Title: ‘The Visible yet Invisible Lone Mother in Irish Society, a Critical Commentary’
This commentary will provide a critical review of Irish legislative and policy responses to
lone mothers from 1970 to the current day. The background to this review are the
profound changes, which has occurred in Ireland over the past four decades, which have
fundamentally altered the context within in which women mother and have increased their
choices in this regard. Traditional structures of gender inequality have been challenged and
women have acquired a range of rights, in relation to fertility control, labour market access
and pay, welfare provision, property rights, divorce, etc. These developments result in an
increasingly varied range, of socially and culturally sanctioned options, from which women
can choose how to organise their personal and working lives. Demographic information
indicates that women are experiencing motherhood, in a variety of legal, domestic and
relational contexts. For instance, the non-marital birth rate in Ireland has risen from 2.7% in
1970 to 33.7% in 2011 (Connolly, 2015: 28).

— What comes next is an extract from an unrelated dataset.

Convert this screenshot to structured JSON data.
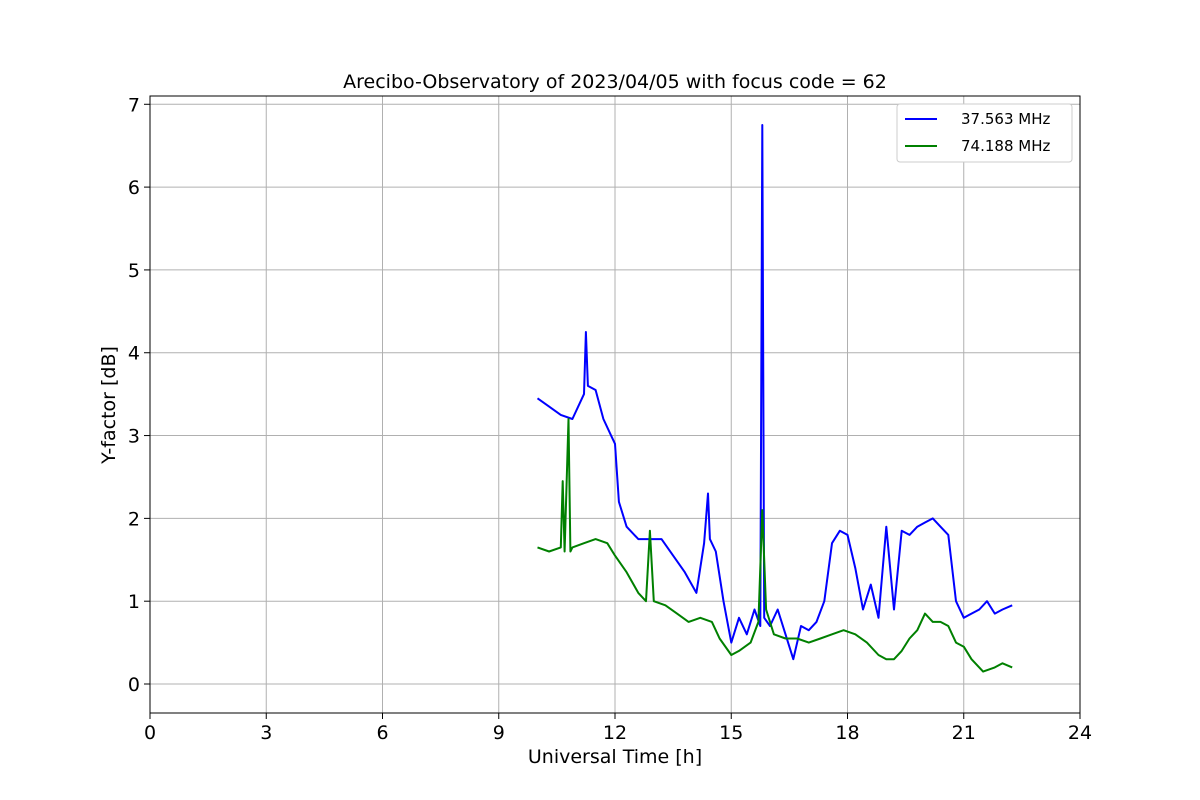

This commentary will focus specifically on social protection for lone parent families, while
also considering the general statutory infrastructure of childcare and family leave
entitlements with particular reference to the experiences of women as lone mothers. The
review will be informed by feminist social policy and feminist scholarship on motherhood. It
will be demonstrated how particular conceptualisations of motherhood have resulted in
policies which continue to privatise the burdens of childcare and fail to explore the potential
for fathers and the wider community to assume greater responsibility for the care and
nurturance of children (Leane, 2008). An approach to law and policy making, which moves
beyond the narrow lens of the work/home binary and the logic of contemporary capitalism,
will be advocated (Stephens, 2004; Lister, 2002). Furthermore it will be argued that for the
purpose of law and policy making, consideration should be given to shifting the
conceptualization of mothering away from identity and towards activity (Maher, 2004 &
2005). This is for two key reasons; it challenges understandings of childcare as the private
responsibility of individual women and it deconstructs essentialising and moralising binaries
between different types of mothers (i.e. partnered mothers/lone mothers, mothers in the
formal labour market /mothers who work and care at home etc,) which work to sustain
their differential governance and regulation.